Na Audiência Pública da Comissão de Direitos Humanos da Assembleia Legislativa de Minas Gerais, realizada no dia 16 de dezembro de 2019, foram debatidos os problemas e as ilegalidades do projeto da mineradora de capital Chinês Sul Americana de Metais – SAM, apoiada pelo governo de Romeu Zema (Novo).
No debate, ficou claro que há três manobras para a implantação do projeto da SAM:
1) Política. Em setembro de 2019, na sede da Sociedade Rural em Montes Claros, o governador assinou um protocolo de intenções com a SAM. Nas palavras do documento, o governo objetiva a “conjugação de esforços do Estado”, concedendo “benefícios” para “viabilizar a implantação do Projeto Bloco 8” - da SAM. Dentre outros benefícios, o Governo Zema comprometeu-se com a:
- aprovar a licença prévia até o mês de fevereiro de 2020 (para isso a SUPPRI e a SEDESE vêm atropelando as etapas do processo) e licença de instalação até seis meses após a solicitação da SAM;
- concessão de todos as Declarações de Utilidade Pública (DUP) e de interesse social para uso da área do projeto para fins de servidão, ou de desapropriação. Ainda, a secretaria irá fornecer o parecer técnico das DUP em até 90 dias após o pedido. Ou seja, a “sustentação jurídica” para o despejo forçado;
- diferir o ICMS nas importações e aquisições internas, entre outras. Isso certamente reduzirá a carga tributária de várias operações da SAM;
- por intermédio da Agência de Promoção de Investimento e Comércio Exterior de Minas Gerais (INDI), o Governo Zema se “compromete prestar apoio e assistência à SAM durante as fases de implantação e operação do projeto” (grifos tirados do protocolo de intenções).
2) fracionamento do licenciamento ambiental. A empresa SAM fez uma manobra para facilitar a aprovação do licenciamento ambiental, fragmentando o projeto com dois licenciamentos: o complexo minerário (através da SUPPRI/SEMAD) e o mineroduto (através do IBAMA). O MPF e o MPE de forma conjunta, moveram uma Ação Civil Pública contra o processo de licenciamento, focando na ilegalidade da fragmentação. Para o fracionamento a SAM “criou” uma empresa com o nome de Lotus para construir o mineroduto, cuja a SAM é sócia, escancarando de vez a estratégia. A manobra da SAM foi armada pois o IBAMA, em 2016, indeferiu o processo considerando o Projeto da SAM inviável ambientalmente.
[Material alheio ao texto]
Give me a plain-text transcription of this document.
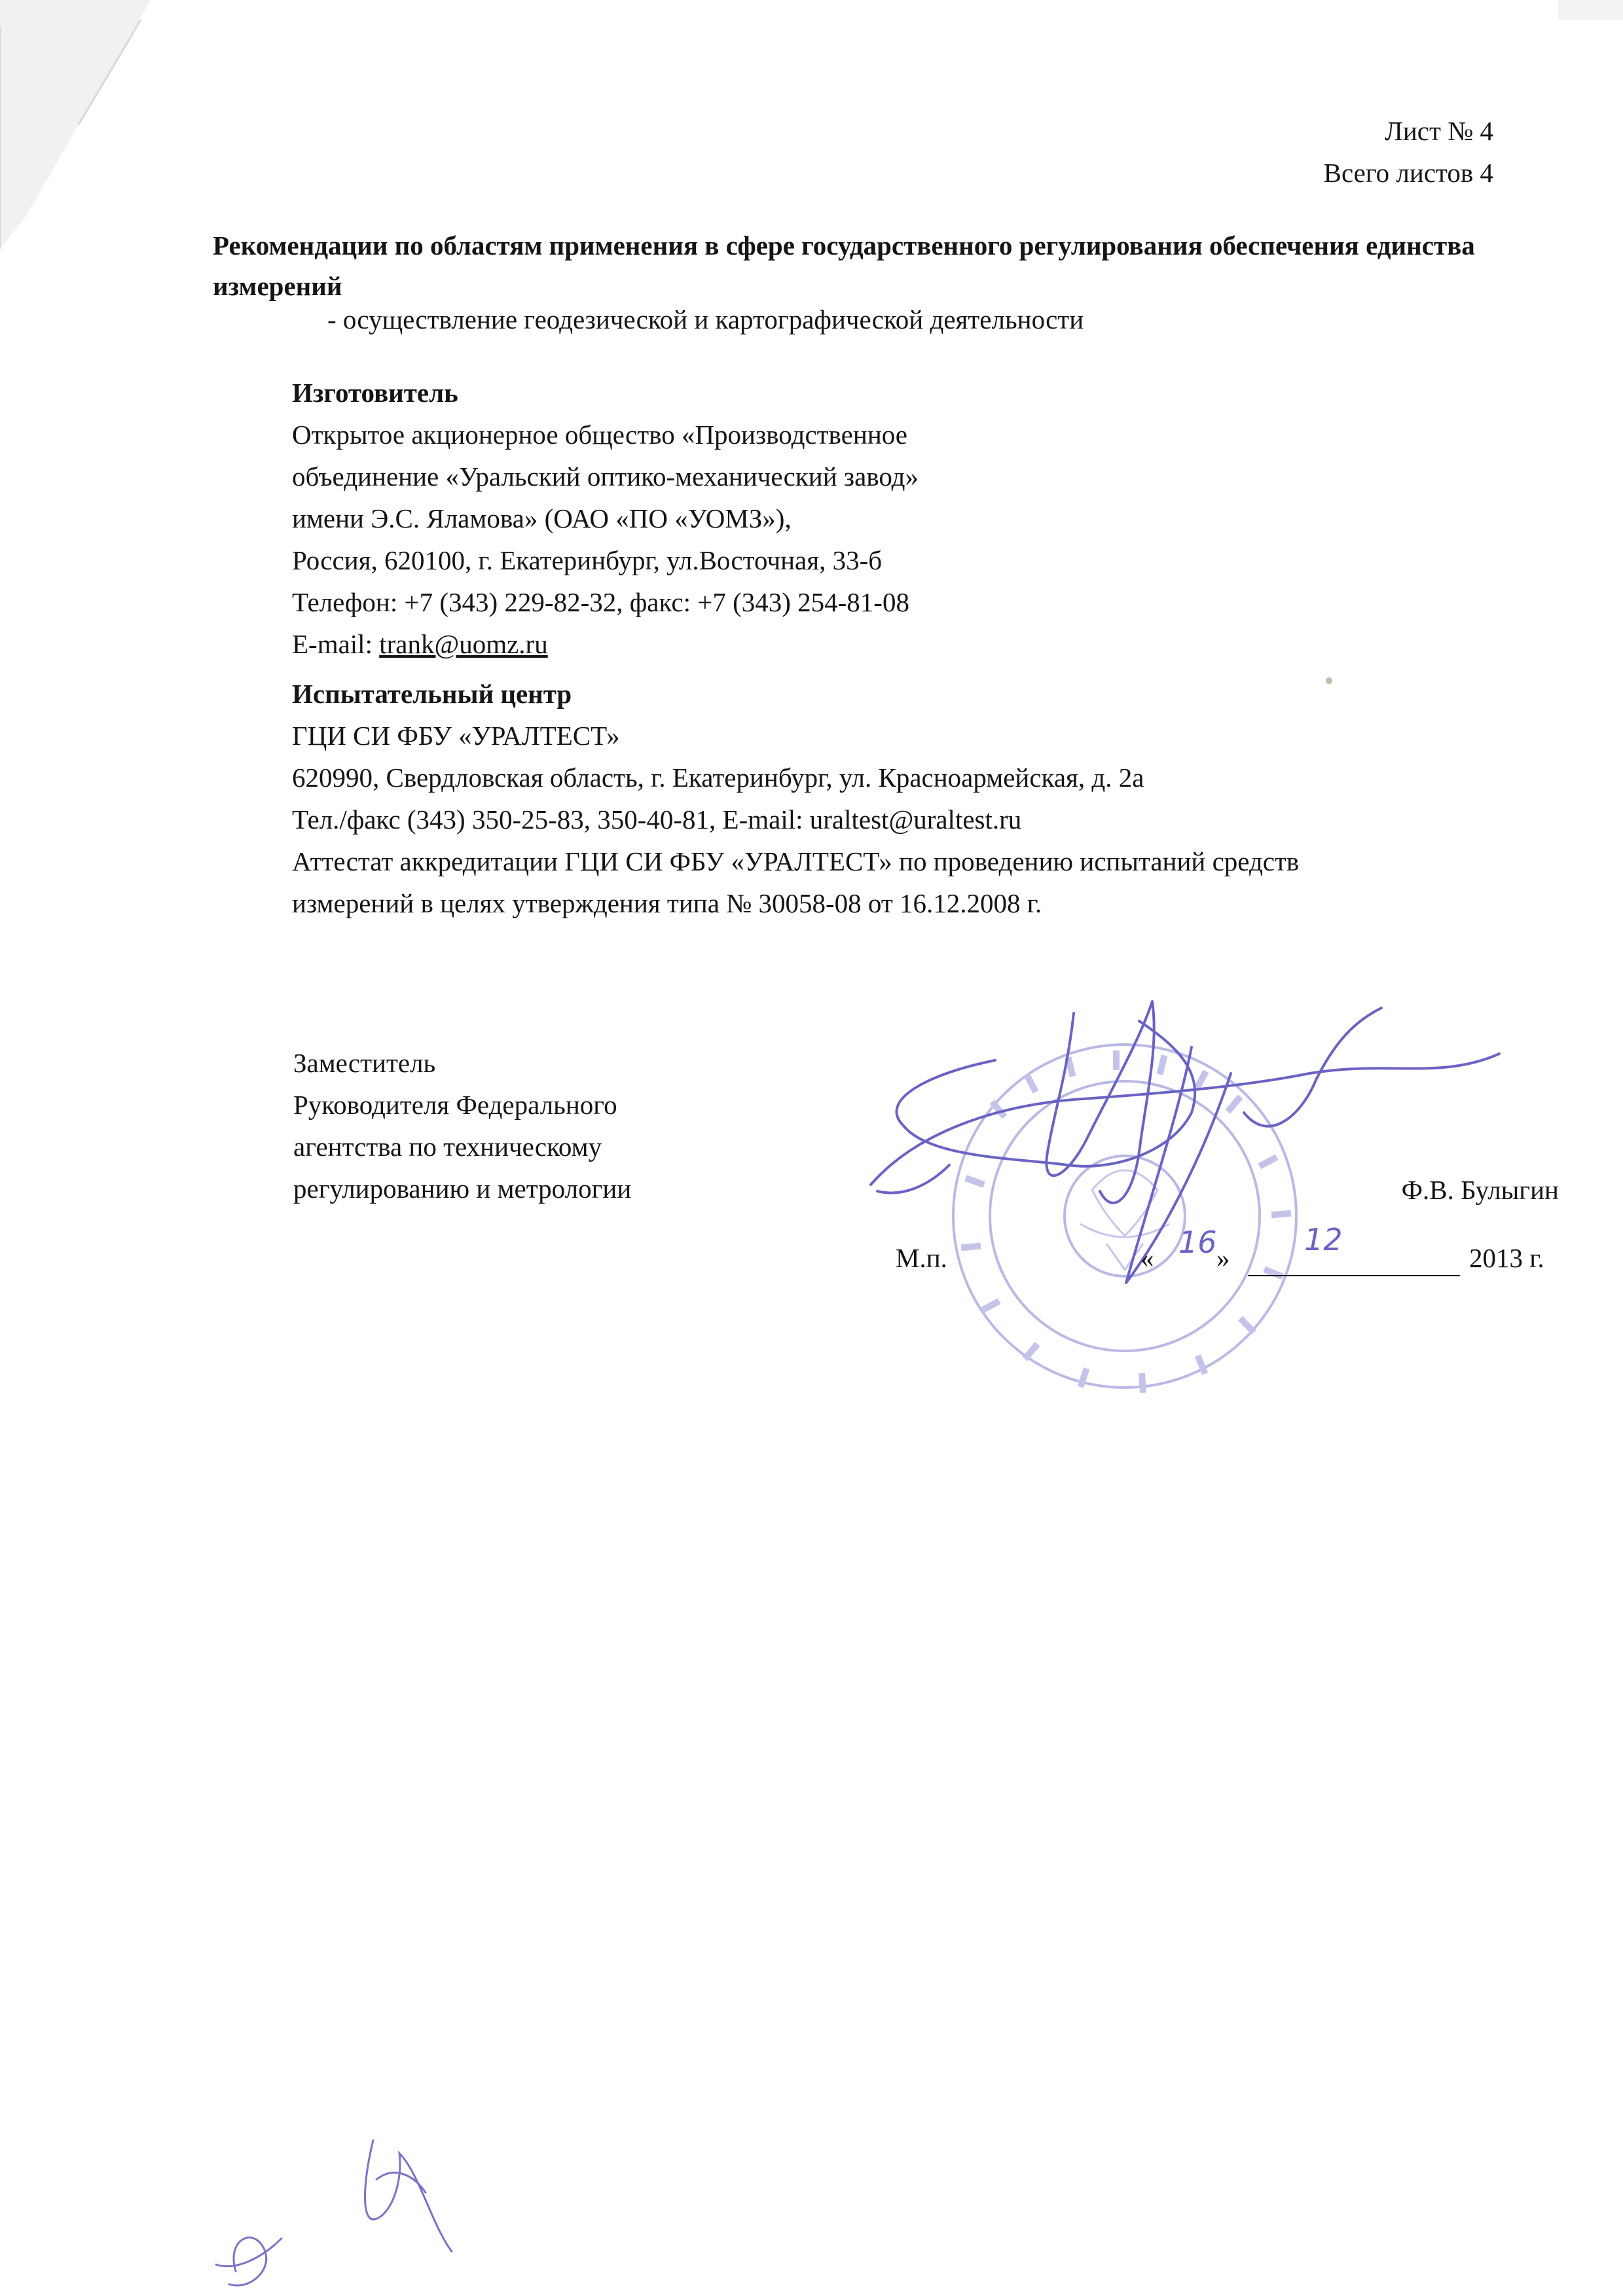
Лист № 4
Всего листов 4
Рекомендации по областям применения в сфере государственного регулирования обеспечения единства измерений
- осуществление геодезической и картографической деятельности
Изготовитель
Открытое акционерное общество «Производственное
объединение «Уральский оптико-механический завод»
имени Э.С. Яламова» (ОАО «ПО «УОМЗ»),
Россия, 620100, г. Екатеринбург, ул.Восточная, 33-б
Телефон: +7 (343) 229-82-32, факс: +7 (343) 254-81-08
E-mail: trank@uomz.ru
Испытательный центр
ГЦИ СИ ФБУ «УРАЛТЕСТ»
620990, Свердловская область, г. Екатеринбург, ул. Красноармейская, д. 2а
Тел./факс (343) 350-25-83, 350-40-81, E-mail: uraltest@uraltest.ru
Аттестат аккредитации ГЦИ СИ ФБУ «УРАЛТЕСТ» по проведению испытаний средств
измерений в целях утверждения типа № 30058-08 от 16.12.2008 г.
Заместитель
Руководителя Федерального
агентства по техническому
регулированию и метрологии	Ф.В. Булыгин
М.п.	« 16 »
12
2013 г.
3) projeto camaleão. Desde 2010 o projeto se arrasta e tem várias versões. A população não tem informações confiáveis sobre qual o desenho do projeto. A água para a mineradora será captada da hidroelétrica de Irapé? Será construída uma barragem no rio Vacarias, que hoje está praticamente seco? Serão destruídas 70 ou 30 nascentes? Será construído um muro de contenções no caso de rompimento barragem que não está previsto no EIA? Ninguém sabe ao certo qual será o projeto, e a SAM usa isso para cooptar as comunidades e poder público local, como também para facilitar o licenciamento.
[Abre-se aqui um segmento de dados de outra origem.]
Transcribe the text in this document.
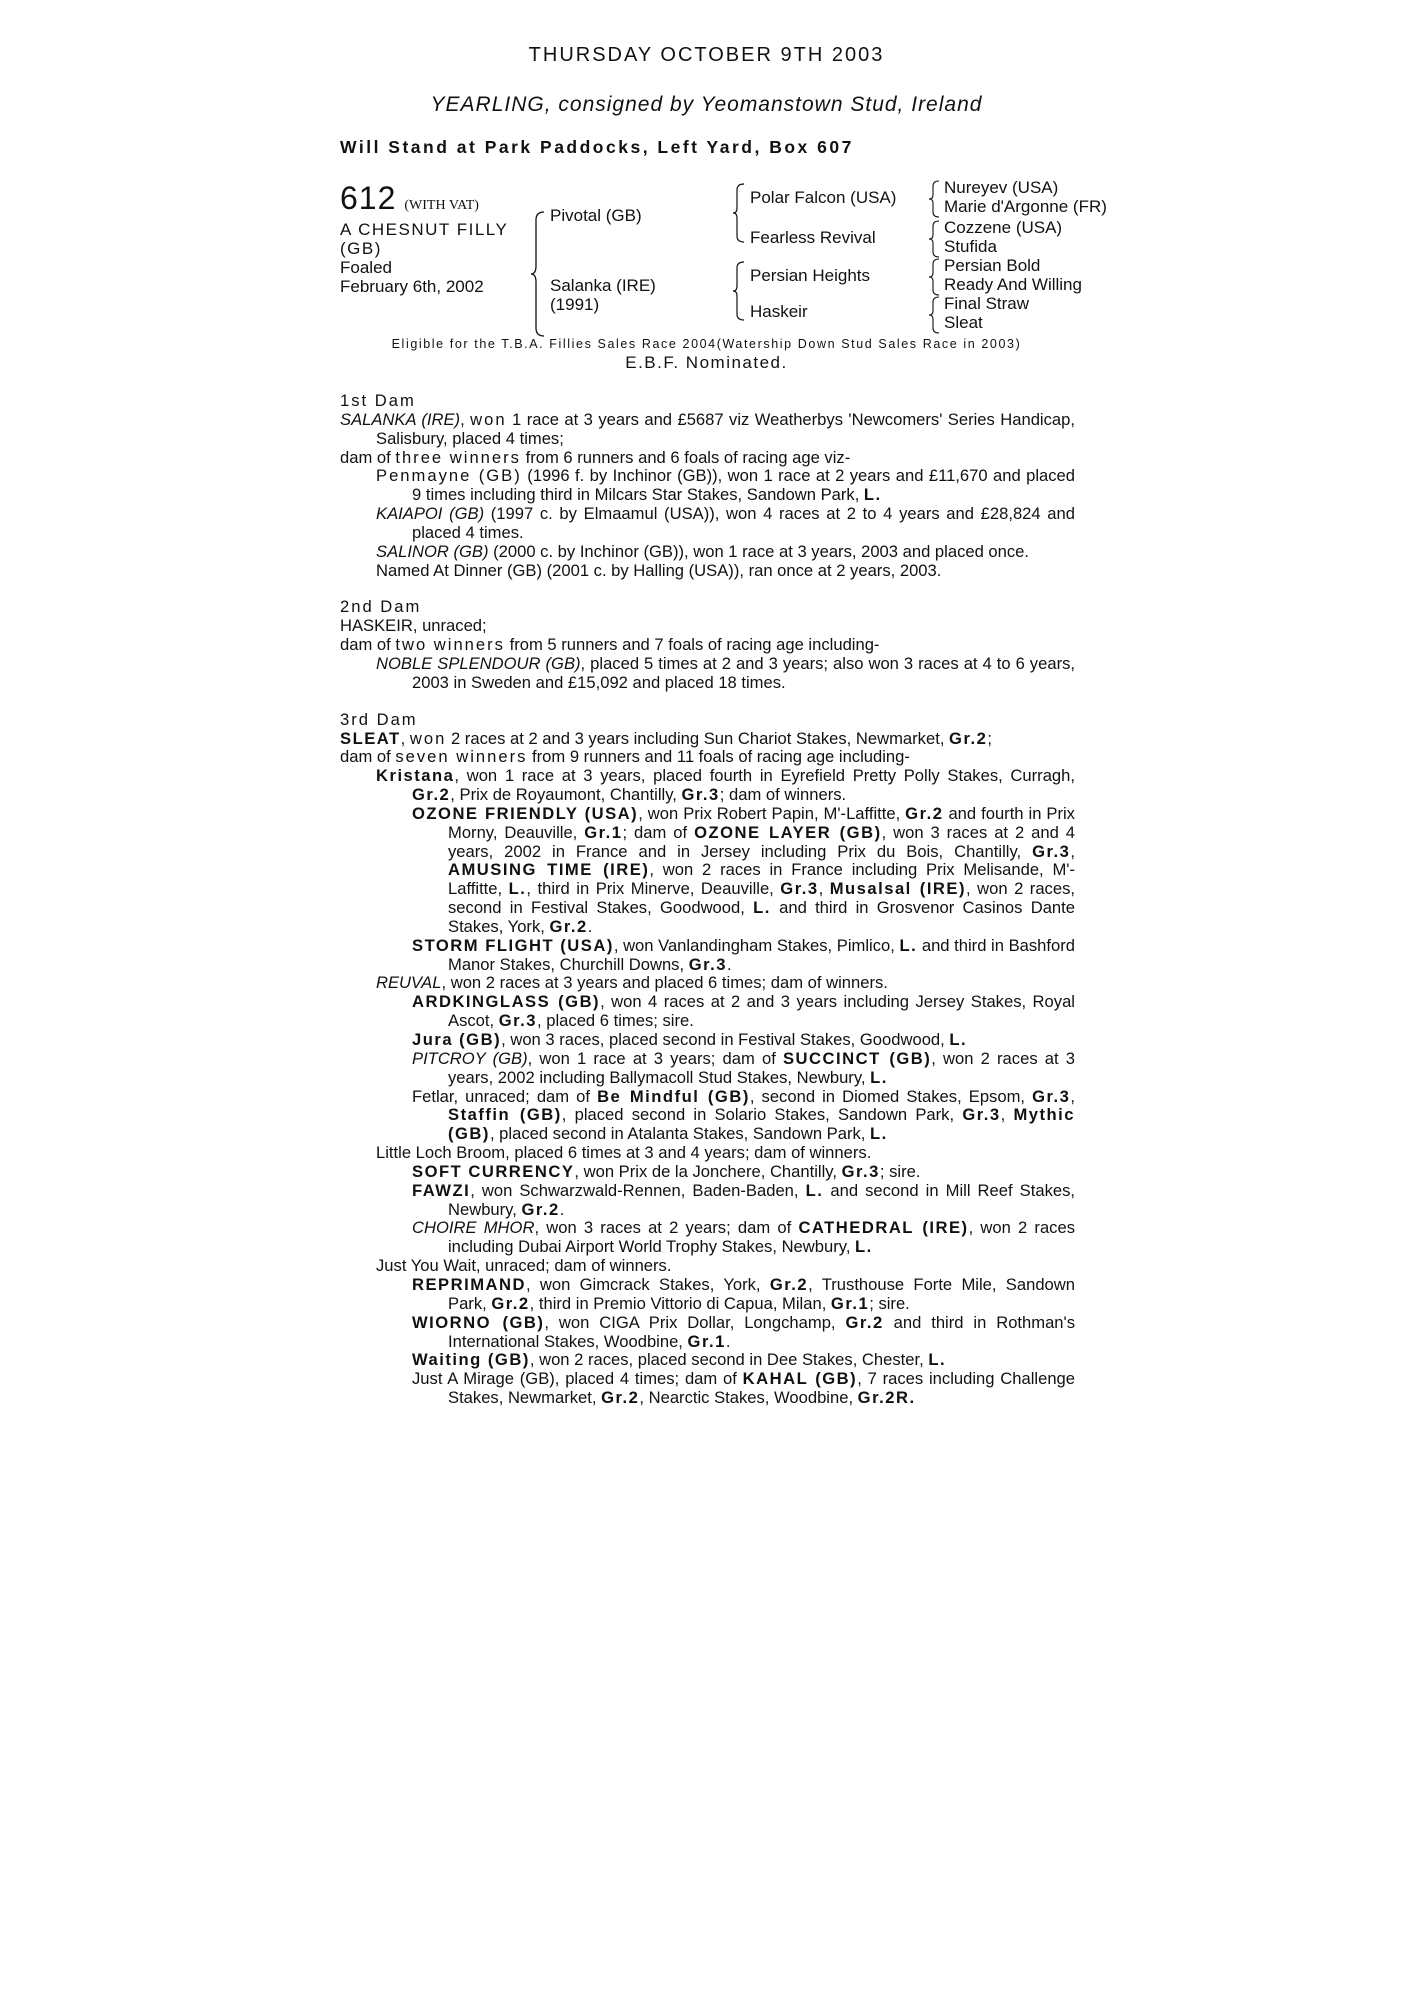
THURSDAY OCTOBER 9TH 2003
YEARLING, consigned by Yeomanstown Stud, Ireland
Will Stand at Park Paddocks, Left Yard, Box 607
612 (WITH VAT)
A CHESNUT FILLY (GB)
Foaled
February 6th, 2002
Pivotal (GB)
Salanka (IRE)
(1991)
Polar Falcon (USA)
Fearless Revival
Persian Heights
Haskeir
Nureyev (USA)
Marie d'Argonne (FR)
Cozzene (USA)
Stufida
Persian Bold
Ready And Willing
Final Straw
Sleat
Eligible for the T.B.A. Fillies Sales Race 2004(Watership Down Stud Sales Race in 2003)
E.B.F. Nominated.
1st Dam
SALANKA (IRE), won 1 race at 3 years and £5687 viz Weatherbys 'Newcomers' Series Handicap, Salisbury, placed 4 times;
dam of three winners from 6 runners and 6 foals of racing age viz-
Penmayne (GB) (1996 f. by Inchinor (GB)), won 1 race at 2 years and £11,670 and placed 9 times including third in Milcars Star Stakes, Sandown Park, L.
KAIAPOI (GB) (1997 c. by Elmaamul (USA)), won 4 races at 2 to 4 years and £28,824 and placed 4 times.
SALINOR (GB) (2000 c. by Inchinor (GB)), won 1 race at 3 years, 2003 and placed once.
Named At Dinner (GB) (2001 c. by Halling (USA)), ran once at 2 years, 2003.
2nd Dam
HASKEIR, unraced;
dam of two winners from 5 runners and 7 foals of racing age including-
NOBLE SPLENDOUR (GB), placed 5 times at 2 and 3 years; also won 3 races at 4 to 6 years, 2003 in Sweden and £15,092 and placed 18 times.
3rd Dam
SLEAT, won 2 races at 2 and 3 years including Sun Chariot Stakes, Newmarket, Gr.2;
dam of seven winners from 9 runners and 11 foals of racing age including-
Kristana, won 1 race at 3 years, placed fourth in Eyrefield Pretty Polly Stakes, Curragh, Gr.2, Prix de Royaumont, Chantilly, Gr.3; dam of winners.
OZONE FRIENDLY (USA), won Prix Robert Papin, M'-Laffitte, Gr.2 and fourth in Prix Morny, Deauville, Gr.1; dam of OZONE LAYER (GB), won 3 races at 2 and 4 years, 2002 in France and in Jersey including Prix du Bois, Chantilly, Gr.3, AMUSING TIME (IRE), won 2 races in France including Prix Melisande, M'-Laffitte, L., third in Prix Minerve, Deauville, Gr.3, Musalsal (IRE), won 2 races, second in Festival Stakes, Goodwood, L. and third in Grosvenor Casinos Dante Stakes, York, Gr.2.
STORM FLIGHT (USA), won Vanlandingham Stakes, Pimlico, L. and third in Bashford Manor Stakes, Churchill Downs, Gr.3.
REUVAL, won 2 races at 3 years and placed 6 times; dam of winners.
ARDKINGLASS (GB), won 4 races at 2 and 3 years including Jersey Stakes, Royal Ascot, Gr.3, placed 6 times; sire.
Jura (GB), won 3 races, placed second in Festival Stakes, Goodwood, L.
PITCROY (GB), won 1 race at 3 years; dam of SUCCINCT (GB), won 2 races at 3 years, 2002 including Ballymacoll Stud Stakes, Newbury, L.
Fetlar, unraced; dam of Be Mindful (GB), second in Diomed Stakes, Epsom, Gr.3, Staffin (GB), placed second in Solario Stakes, Sandown Park, Gr.3, Mythic (GB), placed second in Atalanta Stakes, Sandown Park, L.
Little Loch Broom, placed 6 times at 3 and 4 years; dam of winners.
SOFT CURRENCY, won Prix de la Jonchere, Chantilly, Gr.3; sire.
FAWZI, won Schwarzwald-Rennen, Baden-Baden, L. and second in Mill Reef Stakes, Newbury, Gr.2.
CHOIRE MHOR, won 3 races at 2 years; dam of CATHEDRAL (IRE), won 2 races including Dubai Airport World Trophy Stakes, Newbury, L.
Just You Wait, unraced; dam of winners.
REPRIMAND, won Gimcrack Stakes, York, Gr.2, Trusthouse Forte Mile, Sandown Park, Gr.2, third in Premio Vittorio di Capua, Milan, Gr.1; sire.
WIORNO (GB), won CIGA Prix Dollar, Longchamp, Gr.2 and third in Rothman's International Stakes, Woodbine, Gr.1.
Waiting (GB), won 2 races, placed second in Dee Stakes, Chester, L.
Just A Mirage (GB), placed 4 times; dam of KAHAL (GB), 7 races including Challenge Stakes, Newmarket, Gr.2, Nearctic Stakes, Woodbine, Gr.2R.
Os dados do projeto são assustadores: rejeito acumulado em mais de 1,2 bilhões de m3 (Fundão tinha 54 m3); consumo de água maior que 50 milhões de m3 por ano; mineroduto de 478 km em região semiárida; 11 comunidades tradicionais atingidas diretamente pela área do complexo minerário; destruição de mais de 70 nascentes e rebaixamento do lençol freático.
As comunidades tradicionais Geraizeiras participaram da audiência, trazendo o grito dos povos, que se posicionaram de forma clara contra o empreendimento, que o chamam de “projeto de morte”. Ainda os povos Geraizeiros e suas organizações lançaram a campanha “Mineração Aqui Não! Pelos Povos e Águas do Semiárido!”.
A fala dos representantes dos movimentos e organizações (MAM, MAB, FETAEMG, CPT e Movimento Geraizeiro) trouxeram também os crimes cometidos pela Vale em Mariana e Brumadinho. Eles estão indignados com a exportação do modelo minerário da região central do Estado de Minas para outras regiões, ainda mais na região do semiárido, o que causará impactos catastróficos.
Os requerimentos da Audiência Pública apontam para a suspensão do licenciamento e a anulação do protocolo de intenções, justificando a quebra da moralidade administrativa e do princípio da legalidade.
* Alexandre Gonçalves é agente da Comissão Pastoral da Terra (CPT).